What is your fitness goal? How much do you need to lose? Let me know in the comments below.
If you are extremely overweight, you want to focus on LOW IMPACT exercises and avoid high impact exercises such as jumping or running because it can be extremely stressful on your joints and may cause injuries.

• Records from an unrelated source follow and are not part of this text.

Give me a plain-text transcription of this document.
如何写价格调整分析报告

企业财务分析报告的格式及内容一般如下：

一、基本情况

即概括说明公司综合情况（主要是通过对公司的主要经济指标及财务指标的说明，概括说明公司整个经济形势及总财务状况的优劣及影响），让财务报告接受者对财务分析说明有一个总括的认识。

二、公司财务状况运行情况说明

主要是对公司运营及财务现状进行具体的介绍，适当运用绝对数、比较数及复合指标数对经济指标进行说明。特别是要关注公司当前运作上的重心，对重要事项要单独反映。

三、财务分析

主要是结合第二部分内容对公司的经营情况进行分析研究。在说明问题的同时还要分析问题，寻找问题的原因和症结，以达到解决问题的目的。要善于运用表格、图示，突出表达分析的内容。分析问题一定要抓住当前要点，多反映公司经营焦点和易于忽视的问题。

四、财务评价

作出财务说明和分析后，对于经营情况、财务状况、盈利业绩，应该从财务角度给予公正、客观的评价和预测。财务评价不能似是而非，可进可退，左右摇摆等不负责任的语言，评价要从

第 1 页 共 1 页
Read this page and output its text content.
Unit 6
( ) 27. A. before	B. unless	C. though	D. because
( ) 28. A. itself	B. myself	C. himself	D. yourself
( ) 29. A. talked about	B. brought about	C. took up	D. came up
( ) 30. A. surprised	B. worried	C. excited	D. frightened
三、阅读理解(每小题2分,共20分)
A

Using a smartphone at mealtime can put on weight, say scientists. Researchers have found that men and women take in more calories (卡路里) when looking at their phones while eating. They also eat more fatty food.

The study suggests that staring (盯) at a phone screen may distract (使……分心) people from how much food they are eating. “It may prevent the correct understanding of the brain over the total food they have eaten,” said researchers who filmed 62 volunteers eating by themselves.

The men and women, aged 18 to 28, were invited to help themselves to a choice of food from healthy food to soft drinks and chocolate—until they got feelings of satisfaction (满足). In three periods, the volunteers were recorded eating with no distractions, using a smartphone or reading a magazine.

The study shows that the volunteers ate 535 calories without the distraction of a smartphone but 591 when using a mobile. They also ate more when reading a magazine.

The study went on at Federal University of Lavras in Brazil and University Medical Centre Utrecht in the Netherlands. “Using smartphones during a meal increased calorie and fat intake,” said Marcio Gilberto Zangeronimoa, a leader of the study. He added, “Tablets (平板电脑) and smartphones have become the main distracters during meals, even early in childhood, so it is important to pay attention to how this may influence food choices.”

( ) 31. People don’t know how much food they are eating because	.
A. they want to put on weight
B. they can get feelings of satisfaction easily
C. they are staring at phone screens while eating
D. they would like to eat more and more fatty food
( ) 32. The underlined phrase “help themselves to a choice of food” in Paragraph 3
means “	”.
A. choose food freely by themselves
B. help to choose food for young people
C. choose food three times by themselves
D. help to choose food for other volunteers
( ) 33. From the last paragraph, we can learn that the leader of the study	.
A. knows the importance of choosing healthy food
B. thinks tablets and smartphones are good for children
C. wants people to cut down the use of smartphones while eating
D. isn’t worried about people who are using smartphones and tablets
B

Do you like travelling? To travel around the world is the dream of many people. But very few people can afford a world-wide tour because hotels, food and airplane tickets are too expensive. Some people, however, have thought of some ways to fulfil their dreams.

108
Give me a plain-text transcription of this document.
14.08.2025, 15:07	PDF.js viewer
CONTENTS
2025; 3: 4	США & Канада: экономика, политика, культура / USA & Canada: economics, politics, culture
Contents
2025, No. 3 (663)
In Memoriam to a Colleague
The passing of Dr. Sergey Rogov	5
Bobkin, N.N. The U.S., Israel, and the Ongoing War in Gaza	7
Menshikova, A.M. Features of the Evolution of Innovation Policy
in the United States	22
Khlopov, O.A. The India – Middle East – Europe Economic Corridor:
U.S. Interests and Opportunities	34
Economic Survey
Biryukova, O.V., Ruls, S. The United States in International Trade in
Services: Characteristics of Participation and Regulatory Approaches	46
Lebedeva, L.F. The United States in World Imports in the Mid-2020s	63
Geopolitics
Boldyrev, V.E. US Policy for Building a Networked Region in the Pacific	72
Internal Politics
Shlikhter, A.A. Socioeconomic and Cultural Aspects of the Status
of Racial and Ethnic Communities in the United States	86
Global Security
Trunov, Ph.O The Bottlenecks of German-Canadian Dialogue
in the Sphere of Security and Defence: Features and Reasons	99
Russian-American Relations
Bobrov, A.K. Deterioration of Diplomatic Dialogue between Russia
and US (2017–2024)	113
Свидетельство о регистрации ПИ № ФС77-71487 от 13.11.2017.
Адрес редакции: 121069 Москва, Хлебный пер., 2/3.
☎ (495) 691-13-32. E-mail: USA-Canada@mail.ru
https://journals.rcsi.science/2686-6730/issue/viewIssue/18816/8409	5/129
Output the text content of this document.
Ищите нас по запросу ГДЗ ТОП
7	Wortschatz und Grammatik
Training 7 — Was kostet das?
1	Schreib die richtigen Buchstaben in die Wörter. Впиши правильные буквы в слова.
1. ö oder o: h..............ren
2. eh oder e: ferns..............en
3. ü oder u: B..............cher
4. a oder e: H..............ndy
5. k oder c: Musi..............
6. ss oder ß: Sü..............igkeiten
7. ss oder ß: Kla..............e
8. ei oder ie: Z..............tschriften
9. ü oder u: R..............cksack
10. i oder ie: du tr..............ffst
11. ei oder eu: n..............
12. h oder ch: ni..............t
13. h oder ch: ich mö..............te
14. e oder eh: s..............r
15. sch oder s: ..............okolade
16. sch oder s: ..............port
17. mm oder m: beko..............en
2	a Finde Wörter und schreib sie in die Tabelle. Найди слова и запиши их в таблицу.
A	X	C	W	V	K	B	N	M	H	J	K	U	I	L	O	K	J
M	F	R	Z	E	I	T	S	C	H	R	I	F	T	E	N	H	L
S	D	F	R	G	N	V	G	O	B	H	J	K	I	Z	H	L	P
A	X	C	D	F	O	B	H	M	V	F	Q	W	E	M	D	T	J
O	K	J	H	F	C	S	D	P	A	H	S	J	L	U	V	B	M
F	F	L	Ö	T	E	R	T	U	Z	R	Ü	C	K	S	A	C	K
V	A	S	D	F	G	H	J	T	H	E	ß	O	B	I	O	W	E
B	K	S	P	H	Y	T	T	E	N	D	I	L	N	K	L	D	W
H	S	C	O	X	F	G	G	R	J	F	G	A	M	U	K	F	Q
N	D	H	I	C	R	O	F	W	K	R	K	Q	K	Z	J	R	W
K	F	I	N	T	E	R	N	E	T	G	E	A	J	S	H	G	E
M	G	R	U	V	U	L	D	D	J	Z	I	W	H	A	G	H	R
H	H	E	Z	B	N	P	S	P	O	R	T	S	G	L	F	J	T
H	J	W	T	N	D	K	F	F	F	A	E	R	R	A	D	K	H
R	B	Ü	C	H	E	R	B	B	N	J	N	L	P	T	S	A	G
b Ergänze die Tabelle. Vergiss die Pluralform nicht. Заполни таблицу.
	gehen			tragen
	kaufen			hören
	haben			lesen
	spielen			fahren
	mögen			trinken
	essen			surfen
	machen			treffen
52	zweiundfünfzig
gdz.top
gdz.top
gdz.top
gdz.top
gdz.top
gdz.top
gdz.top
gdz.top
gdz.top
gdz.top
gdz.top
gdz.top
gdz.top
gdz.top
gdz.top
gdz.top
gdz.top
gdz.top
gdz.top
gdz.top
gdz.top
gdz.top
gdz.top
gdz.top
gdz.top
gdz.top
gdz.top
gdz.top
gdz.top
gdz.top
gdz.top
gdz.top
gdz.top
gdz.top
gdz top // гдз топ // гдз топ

This is a really effective total body low impact workout to help you burn fat, increase your metabolism, increase lean muscles and lose weight.
Exercises
1) Tip Toe Squat
2) Low Impact Burpees
3) Sumo Squat & Heel Touch
4) Kneel to Squat
5) Standing Crunches + Kick
6) Knee Pushup and Tap
7) Reverse Crunches
8) Plank
Sequence: 8 Minutes, 8 Intervals (40secs Workout - 20secs Rest)
Repeat 2 sets
Rest for 1 minute between sets
Total Time: 20 minutes
Estimated Calories Burned: 200 - 250Cals
Best Results: Do this workout 3 to 4 times weekly on alternate days.
Perform 45 - 60 minutes of low intensity cardio such as speed walking, swimming, cycling or dancing on the other days.
To progress:
- Increase the workout time and reduce the rest time (for instance 50secs workout - 10 secs rest for each exercise)
- Perform 3 - 4 sets and make it a 40-minute workout
- Lift some weights to make it more challenging
*You MUST perform 5 - 10 minutes warm-up before exercising and 5 - 10 minutes stretches after exercising to cool down. This is to avoid injuries, to reduce muscle soreness and speed up your recovery.